少し不服だが、凜ちゃんは意外そうな、嬉しそうな微妙な表情を見せていた。


「悪いか?」

「あ、ううん。ただ、女の子らしいところも結構あるなぁ、って」

「喧嘩売ってんなら買うぞ?」

「違うって」

「………女の子らしい、とか女の子らしく、はもう嫌だから。出来るだけやめたい」

「…………………………」


沈黙が訪れる。

そりゃあ、そうなるわな。

だって、この子はそう思ったことなんて、無いだろうから。


「…僕ね、憧れてる子がいるんだよね」

「……へぇ」

「女の子だけど、強くて。でも優しくてね。なんやかんや言いながら僕を手伝ってくれて……黒い髪で…」


…………………ん?

あれ、なんか……………………あれ?


「主に、灰色の服とかで行動してたなぁ…。一人称は男の子っぽくて……あ、玲ちゃんみたいな子だった気がするかな。」

「…………その子とどんな遊びしたの?」

「んー、チャンバラごっことかスパイごっことかしたかな。
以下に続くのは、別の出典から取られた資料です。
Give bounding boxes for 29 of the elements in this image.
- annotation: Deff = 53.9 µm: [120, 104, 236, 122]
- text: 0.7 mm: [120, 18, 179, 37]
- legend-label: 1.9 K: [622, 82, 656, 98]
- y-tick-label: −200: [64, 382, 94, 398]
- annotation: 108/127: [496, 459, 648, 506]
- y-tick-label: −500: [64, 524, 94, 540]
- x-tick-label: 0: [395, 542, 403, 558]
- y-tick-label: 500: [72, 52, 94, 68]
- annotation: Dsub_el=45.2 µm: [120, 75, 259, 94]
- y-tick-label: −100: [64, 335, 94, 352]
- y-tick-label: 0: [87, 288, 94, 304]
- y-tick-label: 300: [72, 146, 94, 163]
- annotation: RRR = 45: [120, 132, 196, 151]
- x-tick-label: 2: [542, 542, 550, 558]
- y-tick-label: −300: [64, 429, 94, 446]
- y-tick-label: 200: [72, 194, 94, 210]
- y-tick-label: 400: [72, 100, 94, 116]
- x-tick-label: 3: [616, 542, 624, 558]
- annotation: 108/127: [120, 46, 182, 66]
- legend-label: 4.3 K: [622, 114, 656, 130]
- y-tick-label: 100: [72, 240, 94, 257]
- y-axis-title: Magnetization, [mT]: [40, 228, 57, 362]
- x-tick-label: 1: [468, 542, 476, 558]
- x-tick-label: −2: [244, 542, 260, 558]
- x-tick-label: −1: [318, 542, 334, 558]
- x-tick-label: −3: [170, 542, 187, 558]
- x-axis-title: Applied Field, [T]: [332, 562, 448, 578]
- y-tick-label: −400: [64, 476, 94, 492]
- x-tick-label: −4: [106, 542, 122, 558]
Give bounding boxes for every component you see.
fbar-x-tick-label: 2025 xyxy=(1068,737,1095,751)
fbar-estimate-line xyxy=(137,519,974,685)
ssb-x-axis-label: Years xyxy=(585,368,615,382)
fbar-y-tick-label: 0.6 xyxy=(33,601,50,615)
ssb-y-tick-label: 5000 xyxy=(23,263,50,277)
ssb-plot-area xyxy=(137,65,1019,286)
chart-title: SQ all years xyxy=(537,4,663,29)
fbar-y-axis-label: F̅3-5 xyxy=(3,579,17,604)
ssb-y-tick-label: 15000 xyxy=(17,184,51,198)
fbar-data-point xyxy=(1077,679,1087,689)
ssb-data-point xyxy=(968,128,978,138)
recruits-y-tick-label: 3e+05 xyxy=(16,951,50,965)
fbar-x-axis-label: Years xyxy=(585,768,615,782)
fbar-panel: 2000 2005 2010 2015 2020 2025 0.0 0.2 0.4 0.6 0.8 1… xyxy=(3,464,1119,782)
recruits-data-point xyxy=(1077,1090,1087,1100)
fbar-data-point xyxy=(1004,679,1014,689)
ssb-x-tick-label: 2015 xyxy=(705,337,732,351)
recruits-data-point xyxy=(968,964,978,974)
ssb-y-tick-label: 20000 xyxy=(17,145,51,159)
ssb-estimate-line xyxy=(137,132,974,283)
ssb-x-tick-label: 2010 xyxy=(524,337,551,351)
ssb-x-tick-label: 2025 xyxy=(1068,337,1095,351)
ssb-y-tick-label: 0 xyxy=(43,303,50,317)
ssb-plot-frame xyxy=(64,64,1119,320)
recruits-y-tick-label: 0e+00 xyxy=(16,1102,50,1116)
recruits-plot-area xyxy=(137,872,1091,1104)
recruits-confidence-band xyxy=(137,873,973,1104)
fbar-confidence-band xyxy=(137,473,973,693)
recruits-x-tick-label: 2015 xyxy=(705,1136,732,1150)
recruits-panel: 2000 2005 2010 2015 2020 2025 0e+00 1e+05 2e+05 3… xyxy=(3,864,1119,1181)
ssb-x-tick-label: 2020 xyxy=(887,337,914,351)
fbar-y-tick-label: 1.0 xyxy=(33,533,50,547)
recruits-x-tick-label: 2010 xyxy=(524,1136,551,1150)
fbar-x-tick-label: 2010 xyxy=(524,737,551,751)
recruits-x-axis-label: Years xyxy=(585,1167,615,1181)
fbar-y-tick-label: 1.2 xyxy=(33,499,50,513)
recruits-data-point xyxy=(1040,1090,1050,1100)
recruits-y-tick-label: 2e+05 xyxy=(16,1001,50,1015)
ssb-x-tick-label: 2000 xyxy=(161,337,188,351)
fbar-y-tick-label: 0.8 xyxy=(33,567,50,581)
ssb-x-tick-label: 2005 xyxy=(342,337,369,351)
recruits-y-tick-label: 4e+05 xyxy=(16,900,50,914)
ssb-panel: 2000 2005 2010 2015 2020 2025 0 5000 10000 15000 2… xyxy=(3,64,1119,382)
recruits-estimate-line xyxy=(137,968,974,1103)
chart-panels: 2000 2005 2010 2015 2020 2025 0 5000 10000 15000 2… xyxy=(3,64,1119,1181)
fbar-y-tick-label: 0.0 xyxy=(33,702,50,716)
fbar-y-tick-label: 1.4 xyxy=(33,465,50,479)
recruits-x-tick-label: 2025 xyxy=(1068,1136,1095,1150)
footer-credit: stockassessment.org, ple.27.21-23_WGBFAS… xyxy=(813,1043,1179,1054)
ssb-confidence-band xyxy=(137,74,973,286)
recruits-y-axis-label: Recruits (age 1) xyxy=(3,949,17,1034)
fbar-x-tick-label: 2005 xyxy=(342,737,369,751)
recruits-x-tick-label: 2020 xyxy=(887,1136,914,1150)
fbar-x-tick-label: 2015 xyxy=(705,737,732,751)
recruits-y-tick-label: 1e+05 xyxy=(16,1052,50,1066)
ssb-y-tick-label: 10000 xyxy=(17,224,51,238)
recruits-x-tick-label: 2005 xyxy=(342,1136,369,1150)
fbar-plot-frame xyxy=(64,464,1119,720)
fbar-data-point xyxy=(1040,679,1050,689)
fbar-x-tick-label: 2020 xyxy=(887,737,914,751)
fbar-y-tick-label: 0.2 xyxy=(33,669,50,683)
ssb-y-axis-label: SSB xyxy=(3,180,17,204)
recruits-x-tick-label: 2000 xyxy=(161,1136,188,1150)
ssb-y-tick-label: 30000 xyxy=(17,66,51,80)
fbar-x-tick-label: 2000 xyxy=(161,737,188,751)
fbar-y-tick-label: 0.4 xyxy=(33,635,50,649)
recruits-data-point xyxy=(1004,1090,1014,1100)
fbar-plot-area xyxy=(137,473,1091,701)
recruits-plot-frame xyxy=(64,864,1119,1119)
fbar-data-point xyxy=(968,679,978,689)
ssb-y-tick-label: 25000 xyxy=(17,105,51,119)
あ、おままごともやったかな」

「…………………」

「だから、そうやって引っ張っていってくれた子に憧れて、一人称は“僕”にしてるんだよね。」

「…そう、なんだ」


………なんだろう、なんか……なんか………

……俺、その記憶に、覚えがあるんだけど!?

そう思って、記憶を思い起こそうとしていると。


「凜さーん!」

「……こ、黄金くん!?速すぎる!僕死ぬ!!」

「え、翔くん、体力ないね!?」

「……能力使ったら勝てるし。僕の方が速いし」


……………『青鳥』の二人が来た。

元気だなぁ………。

そう思いながら、凜ちゃんがそいつらの方に歩いていくのを見ていた。